In 1786 he purchased about 700 acres in the vicinity of the abandoned Fort Stanwix in upstate New York. He later increased his holdings to about 2,000 acres, and in 1796 laid out plans for a village originally called Lynchville, now the city of Rome, New York. Lynch built woolen and cotton mills, and a sawmill. Early streets were named after his children.

He and his wife were among some three hundred people invited to attend George Washington's inauguration ball in 1789.

He purchased a large estate in Westchester County, New York in 1797 and later built a large stone house in the Flemish style there. It later became the Academy of the Sacred Heart for Boys, a school run by the Christian Brothers.

Coat of Arms of Dominick Lynch

His eldest son James was a lawyer and maintained an office at 5 Wall Street Court. He represented Oneida County, New York in the New York legislature for a number of years and later became a judge.

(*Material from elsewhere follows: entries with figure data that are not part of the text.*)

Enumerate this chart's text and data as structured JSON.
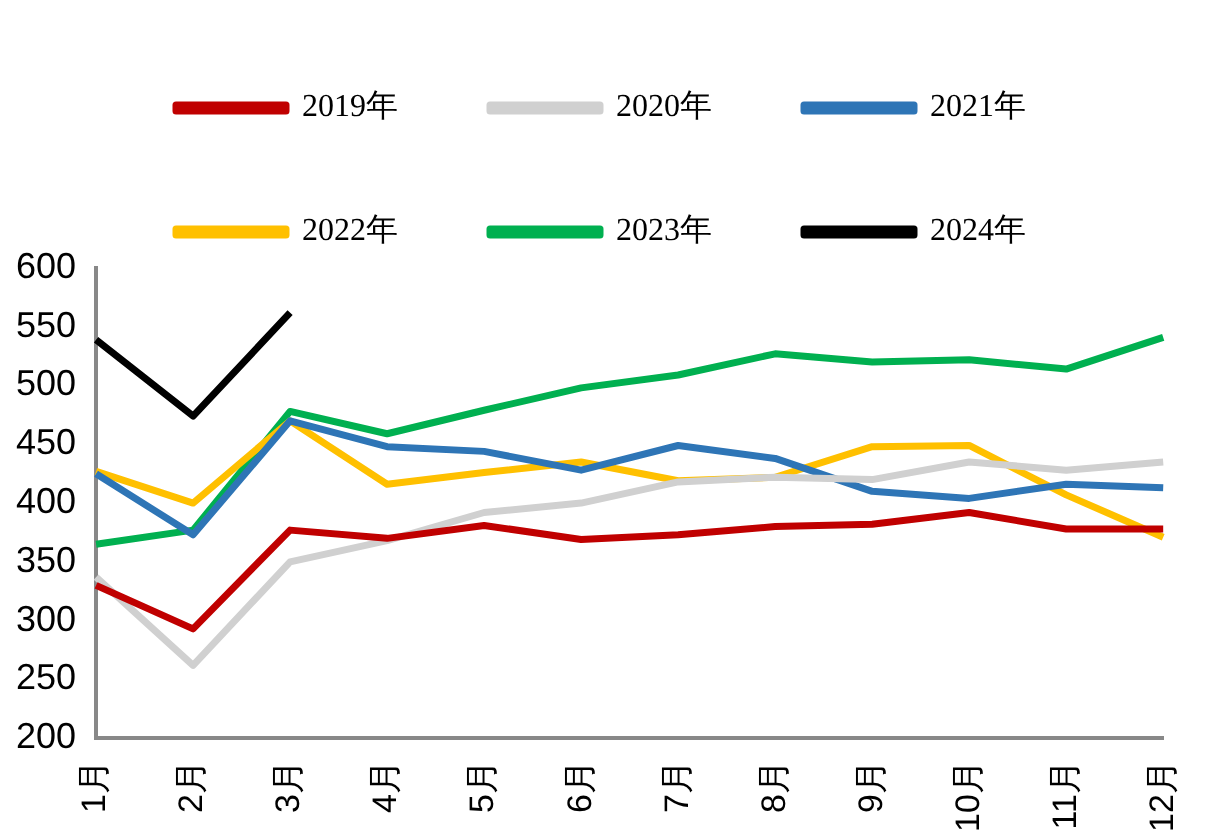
{
  "chart_data": {
    "type": "line",
    "categories": [
      "1月",
      "2月",
      "3月",
      "4月",
      "5月",
      "6月",
      "7月",
      "8月",
      "9月",
      "10月",
      "11月",
      "12月"
    ],
    "series": [
      {
        "name": "2019年",
        "color": "#c00000",
        "values": [
          330,
          293,
          377,
          370,
          381,
          369,
          373,
          380,
          382,
          392,
          378,
          378
        ]
      },
      {
        "name": "2020年",
        "color": "#d0d0d0",
        "values": [
          337,
          262,
          350,
          368,
          392,
          400,
          418,
          422,
          420,
          435,
          428,
          435
        ]
      },
      {
        "name": "2021年",
        "color": "#2e75b6",
        "values": [
          425,
          373,
          470,
          448,
          444,
          428,
          449,
          438,
          410,
          404,
          416,
          413
        ]
      },
      {
        "name": "2022年",
        "color": "#ffc000",
        "values": [
          427,
          400,
          470,
          416,
          426,
          435,
          419,
          422,
          448,
          449,
          407,
          371
        ]
      },
      {
        "name": "2023年",
        "color": "#00b050",
        "values": [
          365,
          377,
          478,
          459,
          479,
          498,
          509,
          527,
          520,
          522,
          514,
          541
        ]
      },
      {
        "name": "2024年",
        "color": "#000000",
        "values": [
          539,
          474,
          562,
          null,
          null,
          null,
          null,
          null,
          null,
          null,
          null,
          null
        ]
      }
    ],
    "ylim": [
      200,
      600
    ],
    "yticks": [
      200,
      250,
      300,
      350,
      400,
      450,
      500,
      550,
      600
    ],
    "grid": false,
    "legend": "top",
    "marker": "none",
    "line_style": "solid"
  }
}
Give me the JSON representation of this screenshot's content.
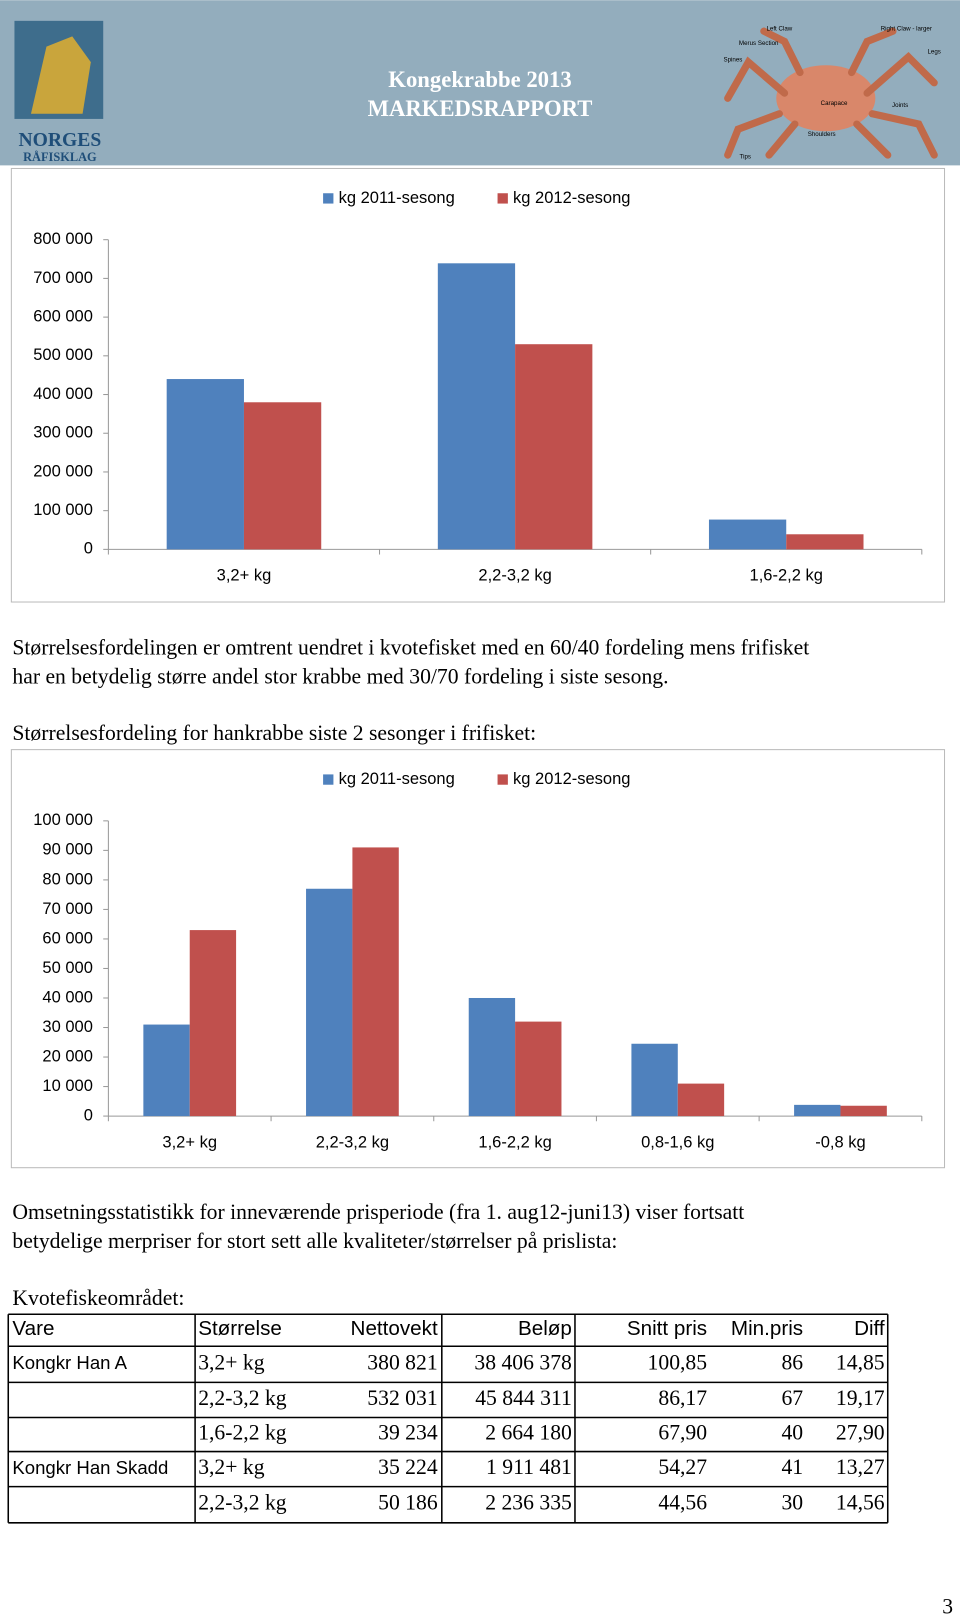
{
  "header": {
    "logo_lines": [
      "NORGES",
      "RÅFISKLAG"
    ],
    "title_lines": [
      "Kongekrabbe 2013",
      "MARKEDSRAPPORT"
    ],
    "crab_labels": [
      "Left Claw",
      "Right Claw - larger",
      "Merus Section",
      "Legs",
      "Spines",
      "Carapace",
      "Joints",
      "Shoulders",
      "Tips"
    ]
  },
  "chart_data": [
    {
      "type": "bar",
      "categories": [
        "3,2+ kg",
        "2,2-3,2 kg",
        "1,6-2,2 kg"
      ],
      "series": [
        {
          "name": "kg 2011-sesong",
          "color": "#4f81bd",
          "values": [
            440000,
            739000,
            77000
          ]
        },
        {
          "name": "kg 2012-sesong",
          "color": "#c0504d",
          "values": [
            380000,
            530000,
            39000
          ]
        }
      ],
      "ylim": [
        0,
        800000
      ],
      "yticks": [
        0,
        {
          "value": 100000,
          "label": "100 000"
        },
        {
          "value": 200000,
          "label": "200 000"
        },
        {
          "value": 300000,
          "label": "300 000"
        },
        {
          "value": 400000,
          "label": "400 000"
        },
        {
          "value": 500000,
          "label": "500 000"
        },
        {
          "value": 600000,
          "label": "600 000"
        },
        {
          "value": 700000,
          "label": "700 000"
        },
        {
          "value": 800000,
          "label": "800 000"
        }
      ],
      "grid": false,
      "legend": "top"
    },
    {
      "type": "bar",
      "categories": [
        "3,2+ kg",
        "2,2-3,2 kg",
        "1,6-2,2 kg",
        "0,8-1,6 kg",
        "-0,8 kg"
      ],
      "series": [
        {
          "name": "kg 2011-sesong",
          "color": "#4f81bd",
          "values": [
            31000,
            77000,
            40000,
            24500,
            3800
          ]
        },
        {
          "name": "kg 2012-sesong",
          "color": "#c0504d",
          "values": [
            63000,
            91000,
            32000,
            11000,
            3500
          ]
        }
      ],
      "ylim": [
        0,
        100000
      ],
      "yticks": [
        0,
        {
          "value": 10000,
          "label": "10 000"
        },
        {
          "value": 20000,
          "label": "20 000"
        },
        {
          "value": 30000,
          "label": "30 000"
        },
        {
          "value": 40000,
          "label": "40 000"
        },
        {
          "value": 50000,
          "label": "50 000"
        },
        {
          "value": 60000,
          "label": "60 000"
        },
        {
          "value": 70000,
          "label": "70 000"
        },
        {
          "value": 80000,
          "label": "80 000"
        },
        {
          "value": 90000,
          "label": "90 000"
        },
        {
          "value": 100000,
          "label": "100 000"
        }
      ],
      "grid": false,
      "legend": "top"
    }
  ],
  "paragraphs": [
    {
      "lines": [
        "Størrelsesfordelingen er omtrent uendret i kvotefisket med en 60/40 fordeling mens frifisket",
        "har en betydelig større andel stor krabbe med 30/70 fordeling i siste sesong."
      ]
    },
    {
      "lines": [
        "Størrelsesfordeling for hankrabbe siste 2 sesonger i frifisket:"
      ]
    },
    {
      "lines": [
        "Omsetningsstatistikk for inneværende prisperiode (fra 1. aug12-juni13) viser fortsatt",
        "betydelige merpriser for stort sett alle kvaliteter/størrelser på prislista:"
      ]
    },
    {
      "lines": [
        "Kvotefiskeområdet:"
      ]
    }
  ],
  "table": {
    "header": [
      "Vare",
      "Størrelse",
      "Nettovekt",
      "Beløp",
      "Snitt pris",
      "Min.pris",
      "Diff"
    ],
    "rows": [
      [
        "Kongkr Han A",
        "3,2+ kg",
        "380 821",
        "38 406 378",
        "100,85",
        "86",
        "14,85"
      ],
      [
        null,
        "2,2-3,2 kg",
        "532 031",
        "45 844 311",
        "86,17",
        "67",
        "19,17"
      ],
      [
        null,
        "1,6-2,2 kg",
        "39 234",
        "2 664 180",
        "67,90",
        "40",
        "27,90"
      ],
      [
        "Kongkr Han Skadd",
        "3,2+ kg",
        "35 224",
        "1 911 481",
        "54,27",
        "41",
        "13,27"
      ],
      [
        null,
        "2,2-3,2 kg",
        "50 186",
        "2 236 335",
        "44,56",
        "30",
        "14,56"
      ]
    ]
  },
  "page_number": "3"
}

Lynch's son, Dominic Lynch II, often noted as his fourth and favourite child, was instrumental in introducing Bordeaux wine from the Château Margaux to the United States market. His store was initially on William Street, and later on Pine Street. He is credited with having brought Grand Opera to the nation. In 1825 he engaged Manuel García and his company to stage opera performances at the Park Theatre. He was said to be a gifted vocalist and a well-known socialite. He made a great deal of money, but spent it freely and died poor. The younger Lynch was a friend of Washington Irving.

Henry Lynch was active on Wall Street.

Dominick Lynch and several members of his family, including Dominic II (1786–1857), are buried in the catacombs at the Old St. Patrick's Cathedral in Manhattan in New York City.

He died at his mansion in Westchester County on 5 June 1825 with his widow Jane long surviving him and dying on the 2nd of July 1849.